First off, my friend R. had roux en y gastric bypass. She talked about it a lot on her blog. It was a tough process for her, obviously, but she had good success with it. I have never had good success with any form of weight loss, so I was intrigued-- but the horror stories about surgeries gone bad were scary, and roux en y was pretty new, and I was leery. Still, it sat in the back of my mind.

Fast forward a couple of years, to the height of my association with Evil Ex Romantic Interest. From observing his patterns with other people close to him over several years, I knew my weight was likely the only "big thing" (bad joke, right) keeping him from trying out a relationship with me, and despite all that careful observation I had not yet allowed myself to realize what a disaster that kind of relationship with him would have been; I thought I had it in me to make ours end differently if he'd just give it a try. With this kind of faulty thinking buoying me to attempt desperate measures to get inside his britches, I formed the idea that I would go ahead and get the surgery if my current diet didn't work.

Within a couple of months, though, this fellow had changed from handsome prince to evil ex, and as a result of that and ongoing job/life woes, I went into a major clinical depression.
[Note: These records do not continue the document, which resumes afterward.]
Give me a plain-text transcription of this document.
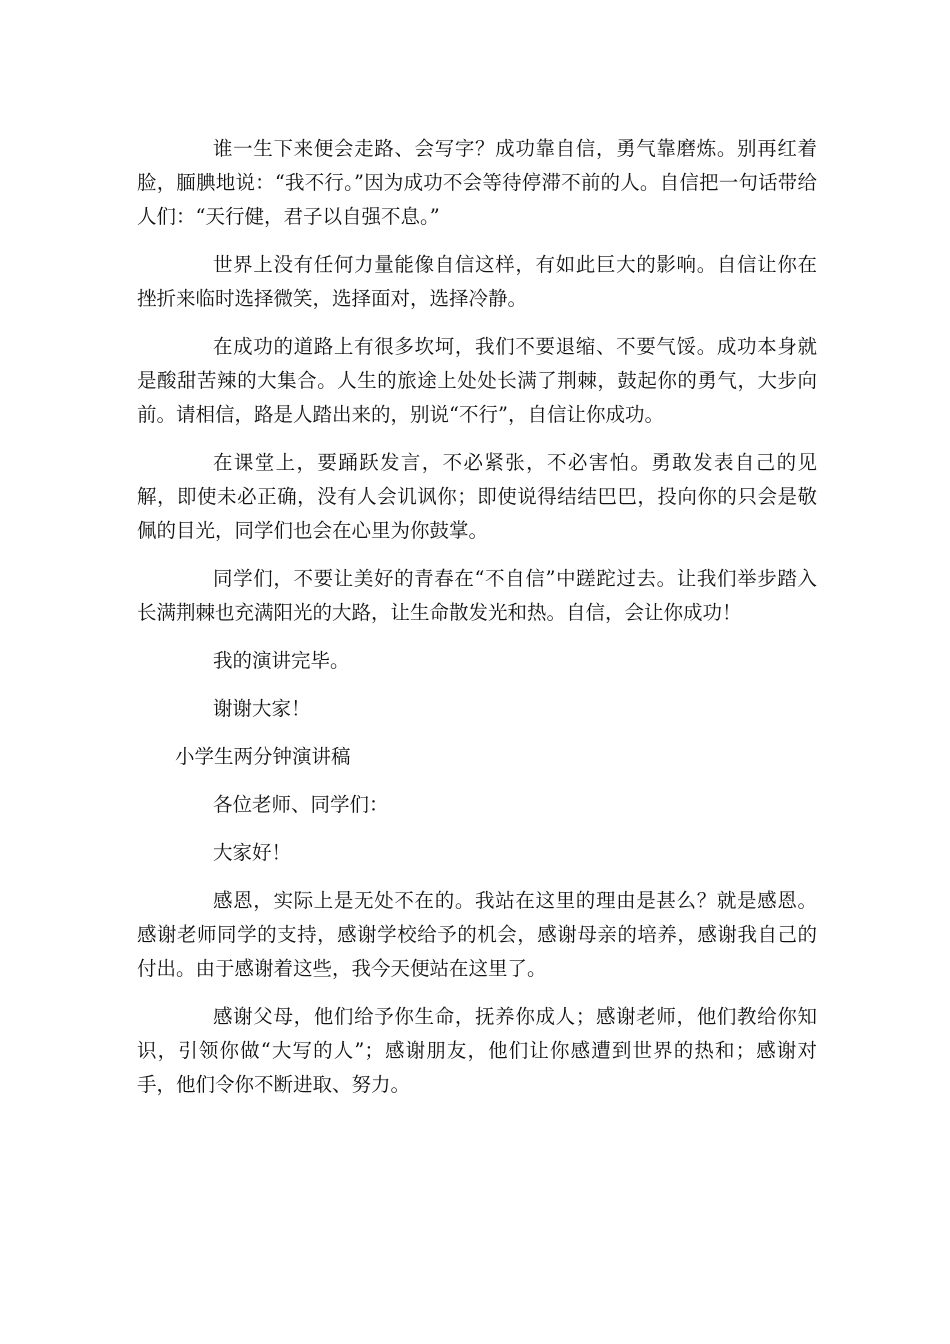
谁一生下来便会走路、会写字？成功靠自信，勇气靠磨炼。别再红着脸，腼腆地说：“我不行。”因为成功不会等待停滞不前的人。自信把一句话带给人们：“天行健，君子以自强不息。”

世界上没有任何力量能像自信这样，有如此巨大的影响。自信让你在挫折来临时选择微笑，选择面对，选择冷静。

在成功的道路上有很多坎坷，我们不要退缩、不要气馁。成功本身就是酸甜苦辣的大集合。人生的旅途上处处长满了荆棘，鼓起你的勇气，大步向前。请相信，路是人踏出来的，别说“不行”，自信让你成功。

在课堂上，要踊跃发言，不必紧张，不必害怕。勇敢发表自己的见解，即使未必正确，没有人会讥讽你；即使说得结结巴巴，投向你的只会是敬佩的目光，同学们也会在心里为你鼓掌。

同学们，不要让美好的青春在“不自信”中蹉跎过去。让我们举步踏入长满荆棘也充满阳光的大路，让生命散发光和热。自信，会让你成功！

我的演讲完毕。

谢谢大家！

小学生两分钟演讲稿

各位老师、同学们：

大家好！

感恩，实际上是无处不在的。我站在这里的理由是甚么？就是感恩。感谢老师同学的支持，感谢学校给予的机会，感谢母亲的培养，感谢我自己的付出。由于感谢着这些，我今天便站在这里了。

感谢父母，他们给予你生命，抚养你成人；感谢老师，他们教给你知识，引领你做“大写的人”；感谢朋友，他们让你感遭到世界的热和；感谢对手，他们令你不断进取、努力。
Weight loss surgery got put on the back burner again, and I gained a LOT. :P Antidepressants will do that to ya. My pre-existing PCOS, hypothyroid, and fatty liver conditions will, too. Put them all together and you wind up with about three good-sized human beings walking around on one set of very unhappy feet.

After about two years of recovery from my severance of relations with the evil ex, I learned one of my friends, K., had undergone gastric sleeve surgery. She had really good results and recommended it highly; I could see how much better she felt-- and psychologically, too, not just physically. She was a different person, and a much happier one. Definitely food for thought, because frankly, from where I am now, I can see the end of the road coming fast, and it involves a lot of misery, culminating very prematurely in a size 4X coffin and some very unhappy pallbearers.
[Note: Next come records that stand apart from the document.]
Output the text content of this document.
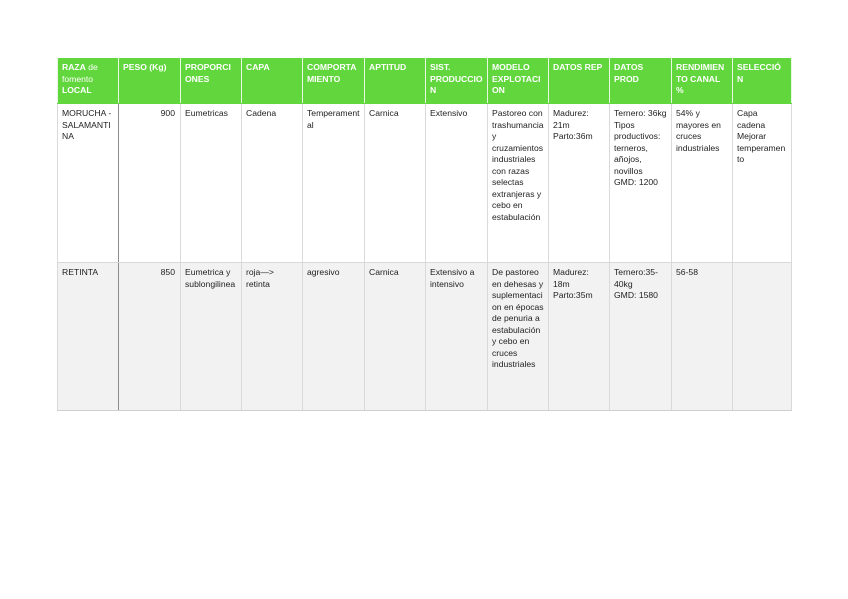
RAZA de fomento
LOCAL	PESO (Kg)	PROPORCIONES	CAPA	COMPORTAMIENTO	APTITUD	SIST. PRODUCCION	MODELO EXPLOTACION	DATOS REP	DATOS PROD	RENDIMIENTO CANAL %	SELECCIÓN
MORUCHA - SALAMANTINA	900	Eumetricas	Cadena	Temperamental	Carnica	Extensivo	Pastoreo con trashumancia y cruzamientos industriales con razas selectas extranjeras y cebo en estabulación	Madurez: 21m
Parto:36m	Ternero: 36kg
Tipos productivos: terneros, añojos, novillos
GMD: 1200	54% y mayores en cruces industriales	Capa cadena
Mejorar temperamento

RETINTA	850	Eumetrica y sublongilinea	roja—> retinta	agresivo	Carnica	Extensivo a intensivo	De pastoreo en dehesas y suplementacion en épocas de penuria a estabulación y cebo en cruces industriales	Madurez: 18m
Parto:35m	Ternero:35-40kg
GMD: 1580	56-58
Then I came in to work one day and my co-worker M. was in the hall. I hadn't seen M. out from behind her desk for a long time and was flabbergasted to see only about 1/2 as much of her as I'd expected. "What are you doing? I need to be doing it too!" I said, and she referred me to the local city hospital's weight management center.
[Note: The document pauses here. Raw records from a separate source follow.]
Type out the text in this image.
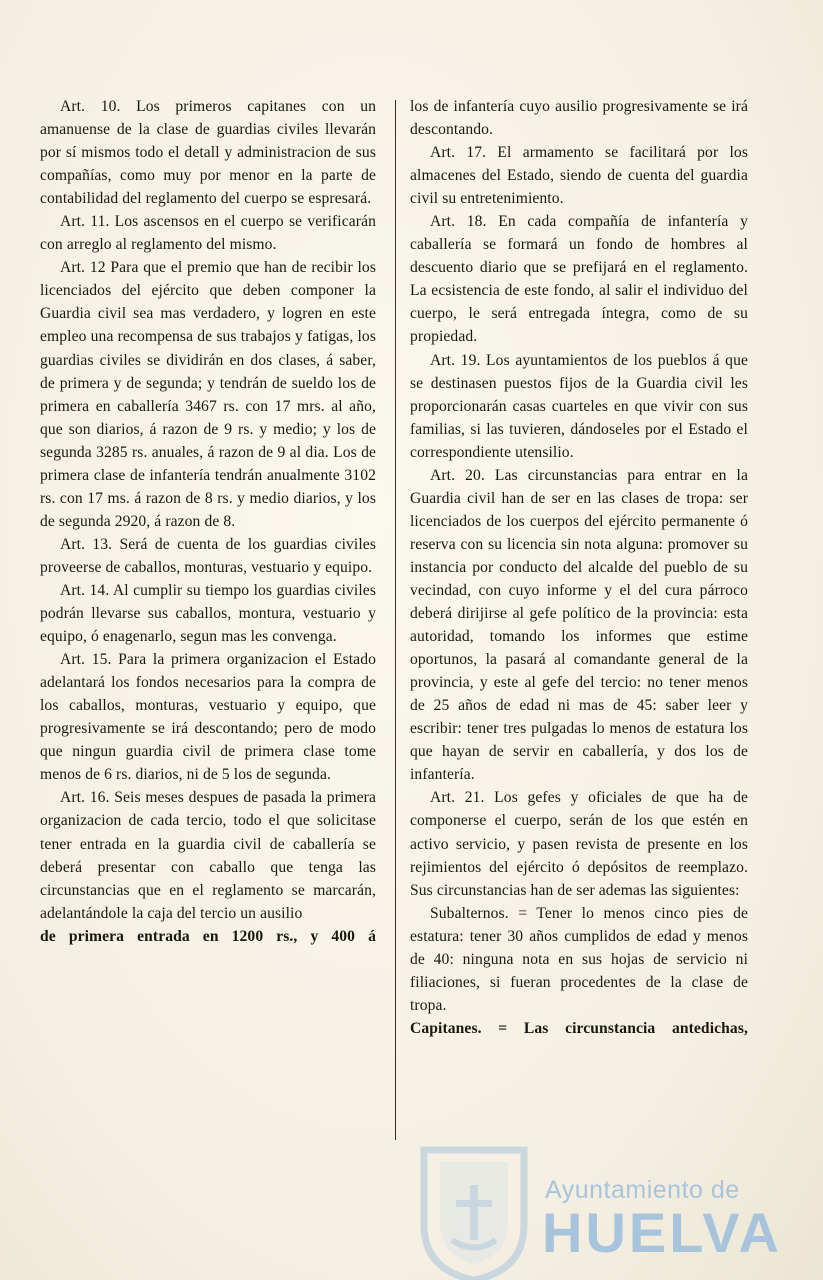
Art. 10. Los primeros capitanes con un amanuense de la clase de guardias civiles llevarán por sí mismos todo el detall y administracion de sus compañías, como muy por menor en la parte de contabilidad del reglamento del cuerpo se espresará.

Art. 11. Los ascensos en el cuerpo se verificarán con arreglo al reglamento del mismo.

Art. 12 Para que el premio que han de recibir los licenciados del ejército que deben componer la Guardia civil sea mas verdadero, y logren en este empleo una recompensa de sus trabajos y fatigas, los guardias civiles se dividirán en dos clases, á saber, de primera y de segunda; y tendrán de sueldo los de primera en caballería 3467 rs. con 17 mrs. al año, que son diarios, á razon de 9 rs. y medio; y los de segunda 3285 rs. anuales, á razon de 9 al dia. Los de primera clase de infantería tendrán anualmente 3102 rs. con 17 ms. á razon de 8 rs. y medio diarios, y los de segunda 2920, á razon de 8.

Art. 13. Será de cuenta de los guardias civiles proveerse de caballos, monturas, vestuario y equipo.

Art. 14. Al cumplir su tiempo los guardias civiles podrán llevarse sus caballos, montura, vestuario y equipo, ó enagenarlo, segun mas les convenga.

Art. 15. Para la primera organizacion el Estado adelantará los fondos necesarios para la compra de los caballos, monturas, vestuario y equipo, que progresivamente se irá descontando; pero de modo que ningun guardia civil de primera clase tome menos de 6 rs. diarios, ni de 5 los de segunda.

Art. 16. Seis meses despues de pasada la primera organizacion de cada tercio, todo el que solicitase tener entrada en la guardia civil de caballería se deberá presentar con caballo que tenga las circunstancias que en el reglamento se marcarán, adelantándole la caja del tercio un ausilio

de primera entrada en 1200 rs., y 400 á

los de infantería cuyo ausilio progresivamente se irá descontando.

Art. 17. El armamento se facilitará por los almacenes del Estado, siendo de cuenta del guardia civil su entretenimiento.

Art. 18. En cada compañía de infantería y caballería se formará un fondo de hombres al descuento diario que se prefijará en el reglamento. La ecsistencia de este fondo, al salir el individuo del cuerpo, le será entregada íntegra, como de su propiedad.

Art. 19. Los ayuntamientos de los pueblos á que se destinasen puestos fijos de la Guardia civil les proporcionarán casas cuarteles en que vivir con sus familias, si las tuvieren, dándoseles por el Estado el correspondiente utensilio.

Art. 20. Las circunstancias para entrar en la Guardia civil han de ser en las clases de tropa: ser licenciados de los cuerpos del ejército permanente ó reserva con su licencia sin nota alguna: promover su instancia por conducto del alcalde del pueblo de su vecindad, con cuyo informe y el del cura párroco deberá dirijirse al gefe político de la provincia: esta autoridad, tomando los informes que estime oportunos, la pasará al comandante general de la provincia, y este al gefe del tercio: no tener menos de 25 años de edad ni mas de 45: saber leer y escribir: tener tres pulgadas lo menos de estatura los que hayan de servir en caballería, y dos los de infantería.

Art. 21. Los gefes y oficiales de que ha de componerse el cuerpo, serán de los que estén en activo servicio, y pasen revista de presente en los rejimientos del ejército ó depósitos de reemplazo. Sus circunstancias han de ser ademas las siguientes:

Subalternos. = Tener lo menos cinco pies de estatura: tener 30 años cumplidos de edad y menos de 40: ninguna nota en sus hojas de servicio ni filiaciones, si fueran procedentes de la clase de tropa.

Capitanes. = Las circunstancia antedichas,

Ayuntamiento de
HUELVA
Thus started the long road I've only gone a few steps down, so far.

Right now I tend to think of bariatric surgery as a sort of "magic bullet." That's when a cop gets wounded in a way that puts him on easy street; he winds up not having to fight crime on the street anymore, and he can draw hefty disability payments and do more or less whatever he wants, if he's able-- but wow, there's a lot of serious nastiness you have to go through to get there, and a considerable amount of crap you endure as side effects for the rest of your life. So yeah. I know there's going to be a lot of unpleasantness, but when it all settles out, things will (I hope) be a hell of a lot nicer than they are now, in ways that really matter.